When a district court has denied a habeas petition on procedural grounds without
reaching the merits of the underlying constitutional claim, the petitioner must show
that (1) “jurists of reason would find it debatable whether the district court was
correct in its procedural ruling,” and that (2) “jurists of reason would find it
debatable whether the petition states a valid claim of the denial of a constitutional
right.” Slack v. McDaniel, 529 U.S. at 484 (2000).
The Magistrate Judge recommended that a COA not be issued, finding that
Petitioner failed to meet the standard set forth in Slack. It is not debatable that the
4
Petitioner is not entitled to bring both § 2241 and § 1983 claims in the same
proceeding. See, e.g., Hutcherson, 468 F.3d at 754. The Court finds no plain error
in the Magistrate Judge’s determination that a COA should not be issued.
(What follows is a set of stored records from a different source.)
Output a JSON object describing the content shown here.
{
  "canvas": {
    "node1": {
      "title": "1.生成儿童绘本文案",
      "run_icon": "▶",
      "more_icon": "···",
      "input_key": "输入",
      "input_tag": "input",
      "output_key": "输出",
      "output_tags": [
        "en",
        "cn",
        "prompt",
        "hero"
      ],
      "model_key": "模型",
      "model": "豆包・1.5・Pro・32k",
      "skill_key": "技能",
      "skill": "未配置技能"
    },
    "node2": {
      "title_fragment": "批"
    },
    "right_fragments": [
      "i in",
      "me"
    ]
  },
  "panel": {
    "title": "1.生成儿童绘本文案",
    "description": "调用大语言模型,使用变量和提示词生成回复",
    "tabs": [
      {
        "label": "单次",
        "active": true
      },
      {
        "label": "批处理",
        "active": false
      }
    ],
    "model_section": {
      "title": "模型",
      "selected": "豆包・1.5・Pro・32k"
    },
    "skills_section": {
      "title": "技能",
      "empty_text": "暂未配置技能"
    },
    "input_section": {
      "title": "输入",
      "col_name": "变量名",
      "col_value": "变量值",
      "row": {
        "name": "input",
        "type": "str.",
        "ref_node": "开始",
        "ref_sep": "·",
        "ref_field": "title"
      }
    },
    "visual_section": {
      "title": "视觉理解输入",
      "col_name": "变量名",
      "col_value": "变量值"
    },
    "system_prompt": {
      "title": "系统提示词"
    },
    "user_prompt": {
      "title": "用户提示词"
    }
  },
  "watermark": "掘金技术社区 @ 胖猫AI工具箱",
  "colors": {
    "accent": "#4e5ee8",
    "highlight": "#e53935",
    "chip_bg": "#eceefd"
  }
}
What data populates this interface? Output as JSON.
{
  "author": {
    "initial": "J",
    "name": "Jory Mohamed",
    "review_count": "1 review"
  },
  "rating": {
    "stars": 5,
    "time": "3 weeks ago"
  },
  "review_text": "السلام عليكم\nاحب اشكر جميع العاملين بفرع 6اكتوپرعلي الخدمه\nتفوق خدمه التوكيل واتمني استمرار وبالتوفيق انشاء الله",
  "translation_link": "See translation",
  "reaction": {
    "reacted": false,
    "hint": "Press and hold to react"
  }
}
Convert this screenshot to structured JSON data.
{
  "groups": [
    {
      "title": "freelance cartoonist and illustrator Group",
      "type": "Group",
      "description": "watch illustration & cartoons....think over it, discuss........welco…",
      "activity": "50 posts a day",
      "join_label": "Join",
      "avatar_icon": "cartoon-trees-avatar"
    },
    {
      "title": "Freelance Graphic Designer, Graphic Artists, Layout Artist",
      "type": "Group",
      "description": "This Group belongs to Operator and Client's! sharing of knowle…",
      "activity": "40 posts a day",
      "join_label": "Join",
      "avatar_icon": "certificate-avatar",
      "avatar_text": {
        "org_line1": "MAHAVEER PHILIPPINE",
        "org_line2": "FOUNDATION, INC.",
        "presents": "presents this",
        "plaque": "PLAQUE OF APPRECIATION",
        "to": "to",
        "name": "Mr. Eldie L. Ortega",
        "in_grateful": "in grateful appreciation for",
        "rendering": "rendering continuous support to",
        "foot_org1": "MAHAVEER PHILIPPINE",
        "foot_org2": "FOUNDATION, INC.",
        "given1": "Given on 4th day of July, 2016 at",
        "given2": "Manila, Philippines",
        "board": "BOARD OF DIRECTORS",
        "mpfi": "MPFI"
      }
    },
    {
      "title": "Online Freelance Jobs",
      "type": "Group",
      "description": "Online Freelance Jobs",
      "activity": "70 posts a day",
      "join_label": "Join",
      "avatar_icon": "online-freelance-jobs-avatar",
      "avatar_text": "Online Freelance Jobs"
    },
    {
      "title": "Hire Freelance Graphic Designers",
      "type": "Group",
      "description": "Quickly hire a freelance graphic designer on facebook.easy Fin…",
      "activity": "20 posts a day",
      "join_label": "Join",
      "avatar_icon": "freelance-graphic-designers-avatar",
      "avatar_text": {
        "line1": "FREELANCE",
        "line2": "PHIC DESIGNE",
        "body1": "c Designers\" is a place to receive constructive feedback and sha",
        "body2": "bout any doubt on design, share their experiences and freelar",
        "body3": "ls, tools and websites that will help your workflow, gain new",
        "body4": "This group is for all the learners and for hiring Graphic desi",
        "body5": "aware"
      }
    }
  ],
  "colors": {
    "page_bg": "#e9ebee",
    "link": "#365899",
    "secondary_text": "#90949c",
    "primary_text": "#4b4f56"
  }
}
See
Slay, 714 F.2d at 1095.
III.
CONCLUSION
For the foregoing reasons,
IT IS HEREBY ORDERED that Magistrate Judge E. Clayton Scofield
III’s Final Report and Recommendation [2] is ADOPTED.
IT IS FURTHER ORDERED that Petitioner’s Petition [1] is DISMISSED
WITHOUT PREJUDICE.
IT IS FURTHER ORDERED that a certificate of appealability is
DENIED.
SO ORDERED this 25th day of September, 2014.